A mesma sensibilidade teve o reitor da FHO, José Antônio Mendes. Ao perceber que os alunos se envolvem bastante com questões ambientais, a IES criou uma disciplina de sustentabilidade para todos os cursos, tendo como base os 17 Objetivos de Desenvolvimento Sustentável, da Organização das Nações Unidas.
Segundo Mendes, a instituição avaliou o perfil de seu público e constatou a presença de 40% de alunos da cidade e 60% do entorno, na maioria pessoas de baixa renda (classes C e D). A proposta, então, foi a de manter-se relevante para o desenvolvimento regional, facilitando o acesso por meio de bolsas (90% dos alunos têm algum tipo de bolsa) e transporte.
Para combater a deficiência de formação dos ingressantes, há um trabalho de nivelamento da aprendizagem.

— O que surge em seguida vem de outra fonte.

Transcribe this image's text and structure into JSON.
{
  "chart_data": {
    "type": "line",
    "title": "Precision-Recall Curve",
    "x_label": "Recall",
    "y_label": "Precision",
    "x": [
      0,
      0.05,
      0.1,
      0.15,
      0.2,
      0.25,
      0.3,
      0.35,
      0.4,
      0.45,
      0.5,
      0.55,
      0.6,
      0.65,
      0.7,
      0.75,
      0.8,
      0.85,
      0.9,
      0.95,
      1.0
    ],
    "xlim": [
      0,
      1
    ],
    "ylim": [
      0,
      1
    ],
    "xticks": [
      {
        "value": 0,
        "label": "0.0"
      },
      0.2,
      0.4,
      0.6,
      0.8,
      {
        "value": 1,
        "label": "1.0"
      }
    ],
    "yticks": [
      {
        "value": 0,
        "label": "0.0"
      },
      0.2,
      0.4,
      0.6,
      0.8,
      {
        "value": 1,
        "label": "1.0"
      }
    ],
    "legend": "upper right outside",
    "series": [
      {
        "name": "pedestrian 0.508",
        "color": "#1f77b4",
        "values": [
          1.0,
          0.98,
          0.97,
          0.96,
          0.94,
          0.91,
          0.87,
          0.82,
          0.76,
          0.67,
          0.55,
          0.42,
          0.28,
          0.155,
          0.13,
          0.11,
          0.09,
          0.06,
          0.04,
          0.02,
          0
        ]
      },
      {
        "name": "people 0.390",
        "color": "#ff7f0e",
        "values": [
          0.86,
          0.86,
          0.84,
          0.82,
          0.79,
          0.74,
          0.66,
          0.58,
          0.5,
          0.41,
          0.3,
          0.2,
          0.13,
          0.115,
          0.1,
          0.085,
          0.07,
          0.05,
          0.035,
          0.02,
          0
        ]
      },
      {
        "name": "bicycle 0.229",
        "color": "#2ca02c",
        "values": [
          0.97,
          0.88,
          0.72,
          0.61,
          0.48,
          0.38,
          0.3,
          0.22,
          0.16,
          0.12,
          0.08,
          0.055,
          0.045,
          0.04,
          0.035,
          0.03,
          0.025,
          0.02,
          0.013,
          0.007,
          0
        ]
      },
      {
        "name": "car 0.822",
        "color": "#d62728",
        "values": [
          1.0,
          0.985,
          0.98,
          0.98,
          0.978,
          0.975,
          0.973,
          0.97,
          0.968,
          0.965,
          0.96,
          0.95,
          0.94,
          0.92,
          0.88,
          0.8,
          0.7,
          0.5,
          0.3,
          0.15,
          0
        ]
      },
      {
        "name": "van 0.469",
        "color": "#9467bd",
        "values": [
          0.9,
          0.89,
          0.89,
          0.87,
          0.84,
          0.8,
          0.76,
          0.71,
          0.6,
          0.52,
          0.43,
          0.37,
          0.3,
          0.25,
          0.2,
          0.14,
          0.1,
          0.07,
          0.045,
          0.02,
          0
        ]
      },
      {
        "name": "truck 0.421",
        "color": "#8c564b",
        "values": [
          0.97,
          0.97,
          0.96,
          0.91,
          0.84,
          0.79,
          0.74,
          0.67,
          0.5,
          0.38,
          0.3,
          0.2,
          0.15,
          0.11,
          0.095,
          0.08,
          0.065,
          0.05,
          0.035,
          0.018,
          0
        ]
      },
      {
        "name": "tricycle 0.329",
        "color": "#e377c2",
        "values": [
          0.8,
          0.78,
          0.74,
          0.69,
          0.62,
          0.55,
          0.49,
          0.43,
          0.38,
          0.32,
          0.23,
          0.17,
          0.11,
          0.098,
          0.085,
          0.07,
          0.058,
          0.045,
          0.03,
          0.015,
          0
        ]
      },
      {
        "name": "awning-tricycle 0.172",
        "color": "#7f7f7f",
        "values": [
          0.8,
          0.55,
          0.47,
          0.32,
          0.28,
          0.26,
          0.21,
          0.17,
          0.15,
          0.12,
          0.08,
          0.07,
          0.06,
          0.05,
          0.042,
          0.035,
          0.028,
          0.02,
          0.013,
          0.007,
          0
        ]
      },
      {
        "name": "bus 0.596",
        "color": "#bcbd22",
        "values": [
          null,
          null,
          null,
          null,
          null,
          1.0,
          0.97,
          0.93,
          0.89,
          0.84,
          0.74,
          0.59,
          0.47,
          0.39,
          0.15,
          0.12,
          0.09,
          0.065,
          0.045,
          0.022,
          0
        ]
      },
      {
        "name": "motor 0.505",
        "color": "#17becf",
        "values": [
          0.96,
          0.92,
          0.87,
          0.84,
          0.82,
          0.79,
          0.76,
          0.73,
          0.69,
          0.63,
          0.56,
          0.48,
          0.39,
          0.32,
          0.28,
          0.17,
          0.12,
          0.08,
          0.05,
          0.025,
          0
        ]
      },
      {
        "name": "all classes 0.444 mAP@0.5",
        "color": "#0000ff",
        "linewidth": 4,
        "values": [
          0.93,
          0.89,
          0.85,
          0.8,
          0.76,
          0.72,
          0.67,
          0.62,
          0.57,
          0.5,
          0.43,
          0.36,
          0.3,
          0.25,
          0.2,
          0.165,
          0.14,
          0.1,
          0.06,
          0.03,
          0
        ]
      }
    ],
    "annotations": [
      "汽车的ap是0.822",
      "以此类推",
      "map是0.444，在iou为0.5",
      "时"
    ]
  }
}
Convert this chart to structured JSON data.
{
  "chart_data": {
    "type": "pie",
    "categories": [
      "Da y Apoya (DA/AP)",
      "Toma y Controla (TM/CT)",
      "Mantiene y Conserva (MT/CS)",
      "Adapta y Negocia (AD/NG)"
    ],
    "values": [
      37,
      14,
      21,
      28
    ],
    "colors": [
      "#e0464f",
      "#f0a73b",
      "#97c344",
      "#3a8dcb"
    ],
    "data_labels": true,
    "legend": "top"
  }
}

Para os próximos anos, a FHO pensa em investir em tecnologia, mas dosando-a com atividades presenciais; quer continuar oferecendo cursos demandados pelo mercado de trabalho local e, entre outras metas, aprofundar as oportunidades para os alunos e a oferta de atividades de extensão. Algumas realidades mais futuristas, ao menos por algum tempo, só serão acessíveis no mundo ficcional.